I see leaders on the liberal left pushing far beyond policy debates. It feels like an effort to reshape the moral framework of the nation itself. Long-held truths about family, gender, faith, and national identity are being dismantled. Borders are treated as optional. Law is treated as flexible. Crime is excused in the name of compassion. Hard work is penalized while dependency grows. Truth is no longer discovered; it is declared. Faith is mocked. Morality is labeled intolerance. What once anchored this nation is now treated as a threat.
Scripture warned that such days would come: “Woe unto them that call evil good, and good evil; that put darkness for light, and light for darkness.” (Isaiah 5:20) Those words no longer feel distant. They feel present. What was once shameful is celebrated. What was once honored is attacked. And those who refuse to bend are treated like the problem.
History teaches a pattern that cannot be ignored. When a people drift from God, confusion follows. When truth is traded for convenience, disorder takes its place. A nation cannot reject moral authority and expect lasting stability. It cannot silence conscience and expect peace. The consequences are not mysterious. They unfold slowly, then suddenly.
President John Adams warned, “Our Constitution was made only for a moral and religious people. It is wholly inadequate to the government of any other.” That was not a sermon. It was a sober understanding of human nature. Freedom only works when people govern themselves with virtue. When self-restraint disappears, external control eventually replaces it.
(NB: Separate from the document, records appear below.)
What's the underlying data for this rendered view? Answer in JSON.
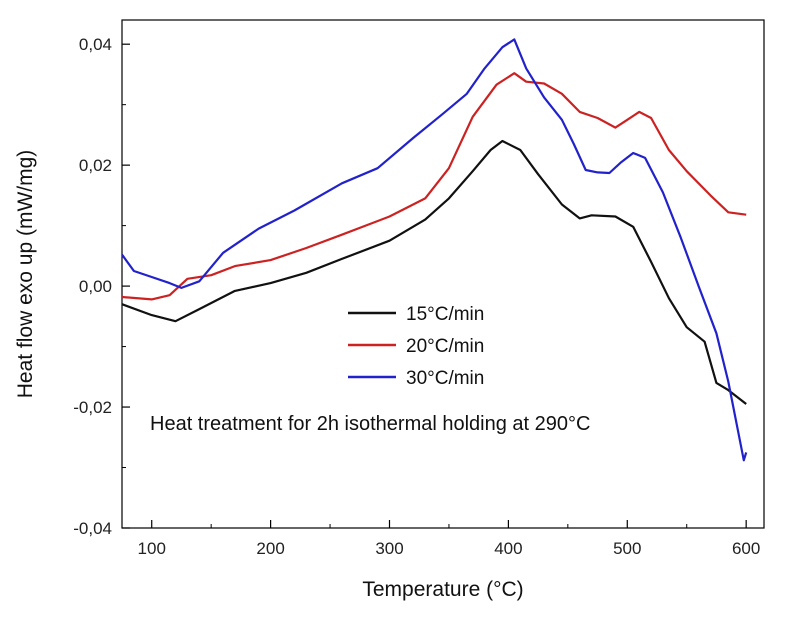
{
  "chart_data": {
    "type": "line",
    "title": "",
    "xlabel": "Temperature (°C)",
    "ylabel": "Heat flow exo up (mW/mg)",
    "xlim": [
      75,
      615
    ],
    "ylim": [
      -0.04,
      0.044
    ],
    "x_ticks": [
      100,
      200,
      300,
      400,
      500,
      600
    ],
    "x_tick_labels": [
      "100",
      "200",
      "300",
      "400",
      "500",
      "600"
    ],
    "y_ticks": [
      -0.04,
      -0.02,
      0.0,
      0.02,
      0.04
    ],
    "y_tick_labels": [
      "-0,04",
      "-0,02",
      "0,00",
      "0,02",
      "0,04"
    ],
    "grid": false,
    "legend_position": "center",
    "annotation": "Heat treatment for 2h isothermal holding at 290°C",
    "series": [
      {
        "name": "15°C/min",
        "color": "#111111",
        "x": [
          75,
          100,
          120,
          140,
          170,
          200,
          230,
          260,
          300,
          330,
          350,
          370,
          385,
          395,
          410,
          425,
          445,
          460,
          470,
          490,
          505,
          520,
          535,
          550,
          565,
          575,
          585,
          600
        ],
        "y": [
          -0.003,
          -0.0048,
          -0.0058,
          -0.0038,
          -0.0008,
          0.0005,
          0.0022,
          0.0045,
          0.0075,
          0.011,
          0.0145,
          0.019,
          0.0225,
          0.024,
          0.0225,
          0.0185,
          0.0135,
          0.0112,
          0.0117,
          0.0115,
          0.0098,
          0.004,
          -0.002,
          -0.0068,
          -0.0092,
          -0.016,
          -0.0172,
          -0.0195
        ]
      },
      {
        "name": "20°C/min",
        "color": "#cc2222",
        "x": [
          75,
          100,
          115,
          130,
          150,
          170,
          200,
          230,
          260,
          300,
          330,
          350,
          370,
          390,
          405,
          415,
          430,
          445,
          460,
          475,
          490,
          500,
          510,
          520,
          535,
          550,
          570,
          585,
          600
        ],
        "y": [
          -0.0018,
          -0.0022,
          -0.0015,
          0.0012,
          0.0018,
          0.0033,
          0.0043,
          0.0063,
          0.0085,
          0.0115,
          0.0145,
          0.0195,
          0.028,
          0.0333,
          0.0352,
          0.0338,
          0.0335,
          0.0318,
          0.0288,
          0.0278,
          0.0262,
          0.0275,
          0.0288,
          0.0278,
          0.0225,
          0.019,
          0.015,
          0.0122,
          0.0118
        ]
      },
      {
        "name": "30°C/min",
        "color": "#2222cc",
        "x": [
          75,
          85,
          100,
          115,
          125,
          140,
          160,
          190,
          220,
          260,
          290,
          320,
          345,
          365,
          380,
          395,
          405,
          415,
          430,
          445,
          455,
          465,
          475,
          485,
          495,
          505,
          515,
          530,
          545,
          560,
          575,
          585,
          598,
          600
        ],
        "y": [
          0.0052,
          0.0025,
          0.0015,
          0.0005,
          -0.0003,
          0.0008,
          0.0055,
          0.0095,
          0.0125,
          0.017,
          0.0195,
          0.0245,
          0.0285,
          0.0318,
          0.036,
          0.0395,
          0.0408,
          0.036,
          0.0312,
          0.0275,
          0.0235,
          0.0192,
          0.0188,
          0.0187,
          0.0205,
          0.022,
          0.0212,
          0.0155,
          0.008,
          0.0,
          -0.0078,
          -0.0158,
          -0.0288,
          -0.0275
        ]
      }
    ]
  }
}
That is what concerns me most. Not elections alone. Not headlines alone. But the erosion of character. A nation does not collapse overnight. It weakens when truth becomes flexible, when responsibility becomes optional, and when citizens forget that liberty demands discipline.
Yet even in this reality, there remains hope. Throughout history, whenever people humbled themselves and returned to God sincerely, mercy followed. Judgment is not God’s desire; it is the result of persistent rebellion. Repentance has always opened the door to restoration.
As an older man, I do not fear what is coming as much as I grieve what is being lost. My confidence is not in political systems or cultural movements. Nations rise and fall. Bodies age and fade. But the kingdom of God stands untouched.
This earthly body may grow weaker, and this nation may tremble, but the promises of God do not age. They do not weaken. They do not expire.
And perhaps that is what age is meant to teach us. When the body weakens, the eyes see more clearly what truly lasts.